В Кремле беспрестанно толклись люди, боязливо обходили митрополичий двор, часами простаивали у Красного крыльца великокняжеского дворца, ждали, не объявят ли что глашатаи. Обращались иные за разъяснениями к священникам, спрашивали, верить ли слухам, будто вера переменится, и получали суровые ответы: не там, мол, слушай, где куры кудахчут, а там слушай, где Богу молятся. Но за суровостью и даже известной грубостью, с какой отвечали простые батюшки своим прихожанам, тревога была и растерянность, а пуще того, печаль. И лучше не нашли, как, не спросив ничьего благословения, затворили двери храмов и перестали службы править. И никто у настоятелей не спрашивал: что это, мол, у вас творится, то есть, наоборот — не творится ничего? Все как вымерли. Юродивые и нищие сидели на пустых папертях, как птицы нахохленные, и помалкивали. Перестали просить, перестали обличать, перестали предсказывать. Небо унылым серым пологом придавило Москву. Колокола молчали. Грачи прилетели из тёплых краёв, но не строились, не хлопотали, как обычно, у старых гнёзд, а торчали на ветках, будто тоже что-то ждали, иногда болезненно резко вскрикивая, хворали, что ли, от сырой погоды… Размызганный снег не таял совсем, потому что солнце не показывалось.

Великого князя во дворце не видели — затворился в таибнице и не выходил три дня, кушаний и пития, слугами приносимых, не принимал. К вечеру первых суток пришёл Антоний.

— Допустишь ли до себя? — спросил из-за двери.

Дверь отворилась.

Антоний был поражён, как переменился князь, как осунулся и почернел лицом. В таибнице было не топлено, Василий Васильевич сидел в тулупчике, сгорбившись, засунув руки в рукава. В ярком свете свечей виден был пар от дыхания. Антоний взял со стола кресало, молча разжёг печь. Молодой огонь заиграл в щепе, не грея, а только веселя своим видом, жёлтый и прозрачный. Долго сидели и глядели, как он зреет от подкладываемых поленьев, становится тёмно-алым и синим.

— Есть три добродетели, — прервал тишину Антоний, — воздержание, молчание и смирение. От них молитва рождается и возрастает непрерывно.

— Я матушку нынче не принял и бояр отверг, — слабым голосом откликнулся Василий.

— Понимаю, князь. Сейчас уйду. Я одно хотел; мне владыка Фотий о тебе много говорил незадолго до смерти.

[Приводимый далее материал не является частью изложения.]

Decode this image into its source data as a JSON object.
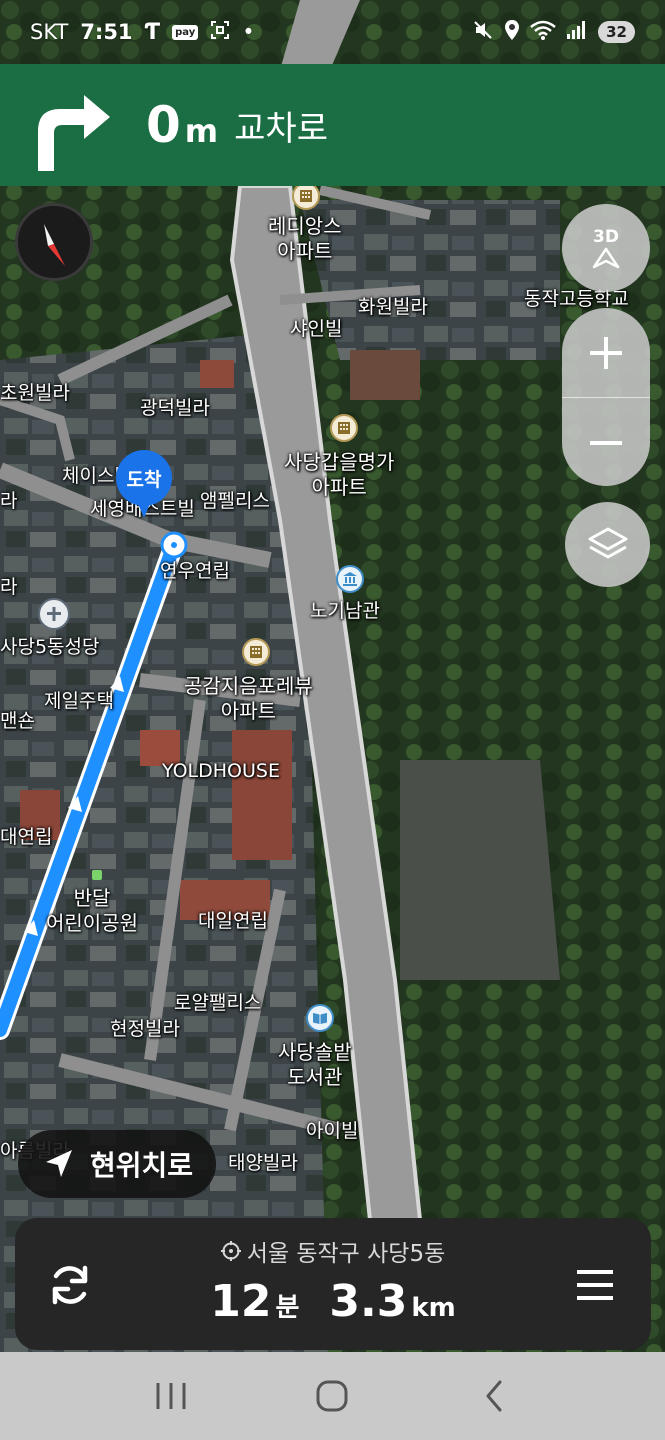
{
  "status_bar": {
    "carrier": "SKT",
    "time": "7:51",
    "pay_badge": "pay",
    "battery": "32"
  },
  "guidance": {
    "distance_value": "0",
    "distance_unit": "m",
    "road_name": "교차로",
    "turn_icon": "turn-right-arrow"
  },
  "map": {
    "labels": {
      "redians": "레디앙스\n아파트",
      "hwawon": "화원빌라",
      "shine": "샤인빌",
      "dongjak_high": "동작고등학교",
      "chowon": "초원빌라",
      "gwangdeok": "광덕빌라",
      "chase": "체이스빌",
      "seyoung": "세영배스트빌",
      "ample": "앰펠리스",
      "sadang_gap": "사당갑을명가\n아파트",
      "yeonwoo": "연우연립",
      "nogi": "노기남관",
      "sadang5_church": "사당5동성당",
      "gonggam": "공감지음포레뷰\n아파트",
      "jeil": "제일주택",
      "mansion": "맨숀",
      "yoldhouse": "YOLDHOUSE",
      "dae_yeonrip": "대연립",
      "bandal": "반달\n어린이공원",
      "daeil": "대일연립",
      "royal": "로얄팰리스",
      "hyunjung": "현정빌라",
      "library": "사당솔밭\n도서관",
      "ai": "아이빌",
      "areum": "아름빌라",
      "taeyang": "태양빌라",
      "left_ra": "라",
      "left_ra2": "라"
    },
    "arrival_marker": "도착"
  },
  "controls": {
    "three_d_label": "3D",
    "recenter_label": "현위치로"
  },
  "info_panel": {
    "destination": "서울 동작구 사당5동",
    "time_value": "12",
    "time_unit": "분",
    "distance_value": "3.3",
    "distance_unit": "km"
  },
  "colors": {
    "guidance_bg": "#1b6d43",
    "route": "#1e90ff",
    "marker": "#1a73e8"
  }
}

— Что же? — безразлично спросил Василий.

— Судьбу твою предвидя. В том смысле говорил, что у каждого человека есть такой главный миг в жизни, такой самый главный поступок, который не только определяет твою судьбу и людей, от тебя зависимых, но в котором — всё предназначение человека выражается, весь Божий умысел о нём.

— Антоний, — тихо сказал князь, — я постричься хочу.

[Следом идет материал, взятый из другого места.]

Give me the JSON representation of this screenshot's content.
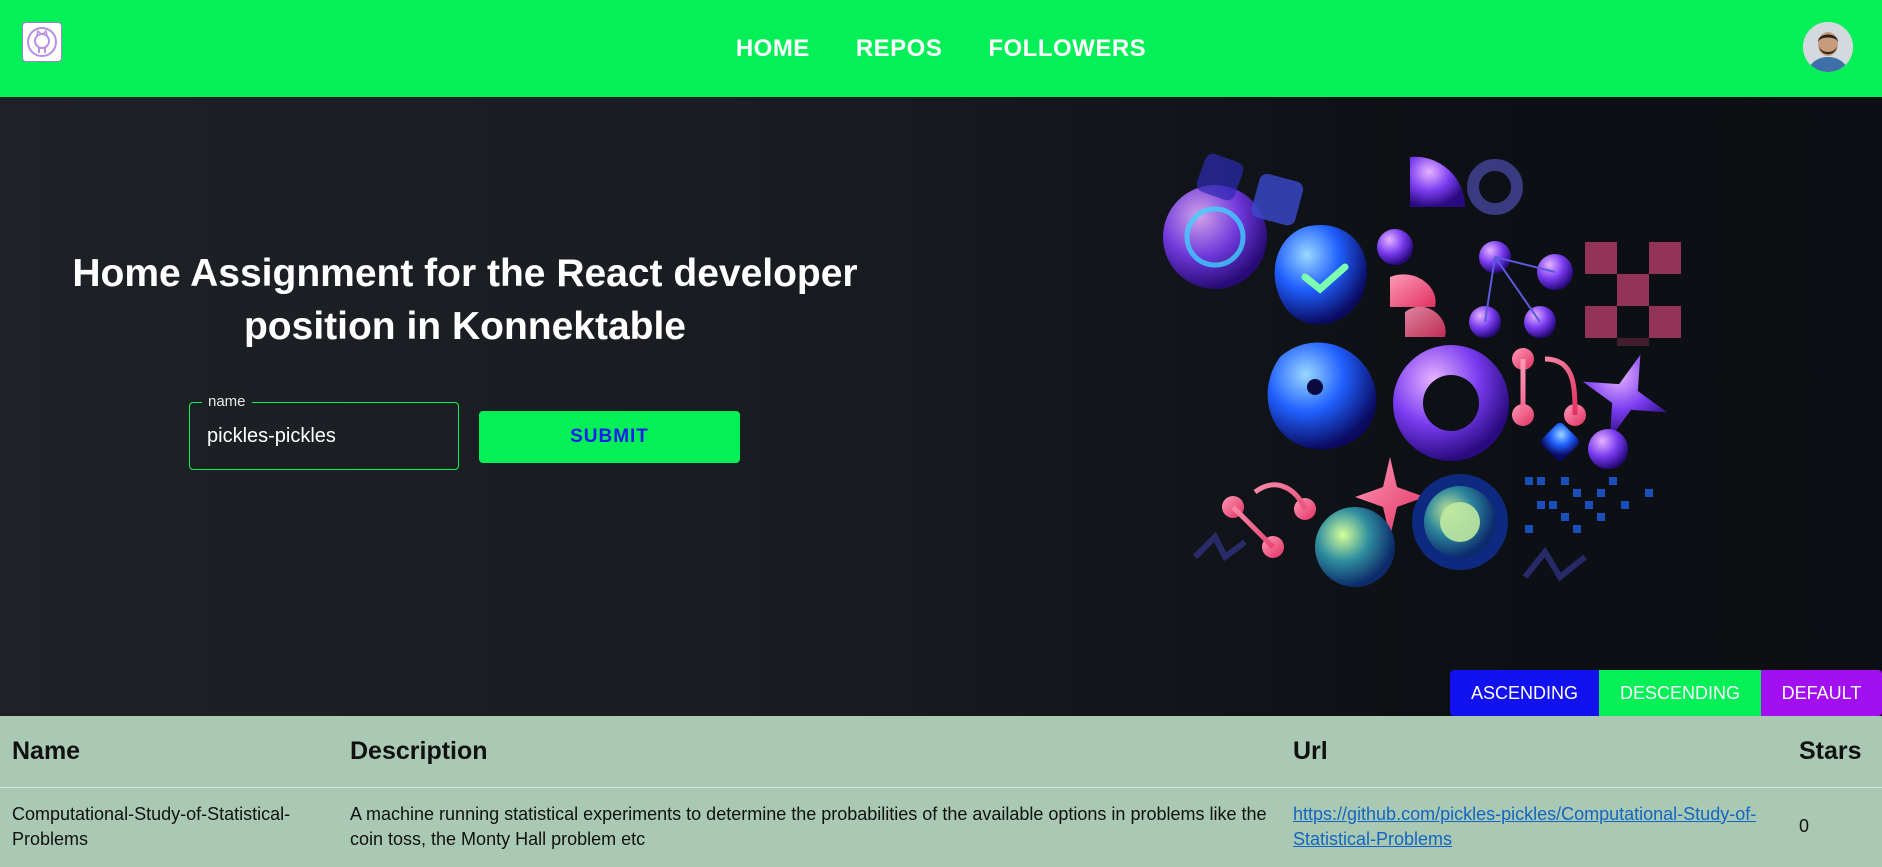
{
  "navbar": {
    "logo_icon": "github-octocat-icon",
    "links": [
      {
        "label": "HOME"
      },
      {
        "label": "REPOS"
      },
      {
        "label": "FOLLOWERS"
      }
    ],
    "avatar_icon": "user-avatar",
    "background": "#05ef57"
  },
  "hero": {
    "title": "Home Assignment for the React developer position in Konnektable",
    "form": {
      "field_label": "name",
      "field_value": "pickles-pickles",
      "submit_label": "SUBMIT"
    },
    "art_icon": "github-illustration"
  },
  "sort": {
    "ascending": "ASCENDING",
    "descending": "DESCENDING",
    "default": "DEFAULT",
    "colors": {
      "ascending": "#1212f0",
      "descending": "#05ef57",
      "default": "#a20ff0"
    }
  },
  "table": {
    "headers": [
      "Name",
      "Description",
      "Url",
      "Stars"
    ],
    "rows": [
      {
        "name": "Computational-Study-of-Statistical-Problems",
        "description": "A machine running statistical experiments to determine the probabilities of the available options in problems like the coin toss, the Monty Hall problem etc",
        "url": "https://github.com/pickles-pickles/Computational-Study-of-Statistical-Problems",
        "stars": "0"
      }
    ]
  }
}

— О том ли сейчас, Василий Васильевич! — с досадливым укором возразил духовник и осёкся. — Диконек ты стал, странен, — добавил он минуту спустя и бросил в печь новое полено. Огонь взвыл, с треском полетели искры.

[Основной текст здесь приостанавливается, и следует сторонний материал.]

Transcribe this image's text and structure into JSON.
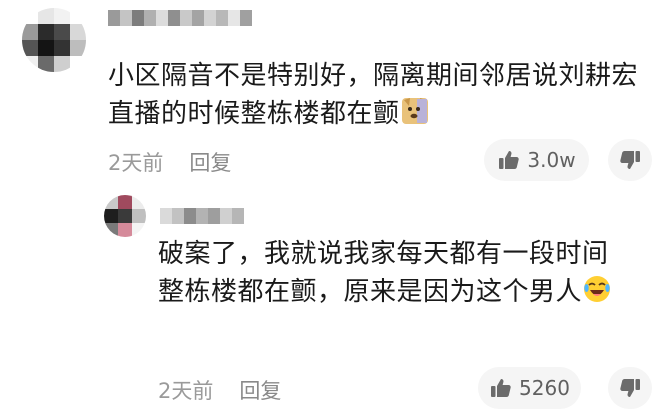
{
  "thread": {
    "main_comment": {
      "avatar_icon": "pixelated-avatar-icon",
      "username_icon": "blurred-username-icon",
      "text": "小区隔音不是特别好，隔离期间邻居说刘耕宏直播的时候整栋楼都在颤",
      "emoji_icon": "doge-emoji-icon",
      "time": "2天前",
      "reply_label": "回复",
      "likes": "3.0w",
      "like_icon": "thumbs-up-icon",
      "dislike_icon": "thumbs-down-icon"
    },
    "reply_comment": {
      "avatar_icon": "pixelated-avatar-icon",
      "username_icon": "blurred-username-icon",
      "text": "破案了，我就说我家每天都有一段时间整栋楼都在颤，原来是因为这个男人",
      "emoji_icon": "laughing-emoji-icon",
      "time": "2天前",
      "reply_label": "回复",
      "likes": "5260",
      "like_icon": "thumbs-up-icon",
      "dislike_icon": "thumbs-down-icon"
    }
  },
  "colors": {
    "text": "#1a1a1a",
    "meta": "#9a9a9a",
    "pill_bg": "#f5f5f5",
    "icon": "#606060",
    "background": "#ffffff"
  }
}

— Диконек? — усмехнулся великий князь.

Антоний резко вскинул голову, посмотрел ему прямо в глаза. Поборолись в открытую взглядами, и оба выдержали, ни один не отвёл глаза. В расширенных чёрных зрачках Антония метались блики огня, кровавя белки отсветами. Страшная неведомая сила исходила из этих яростных, как костры, глаз.

— Ты что же, а? Я тебе о чём говорю? А ты?… Сам митрополит со епископы многими в соблазне, духи злобы поднебесной против нас кличущи, аки жрети хотящи, теперь и ты нас кинуть собрался? Ты в какую веру-то постричься вознамерился?

Василий закрыл лицо задрожавшими пальцами.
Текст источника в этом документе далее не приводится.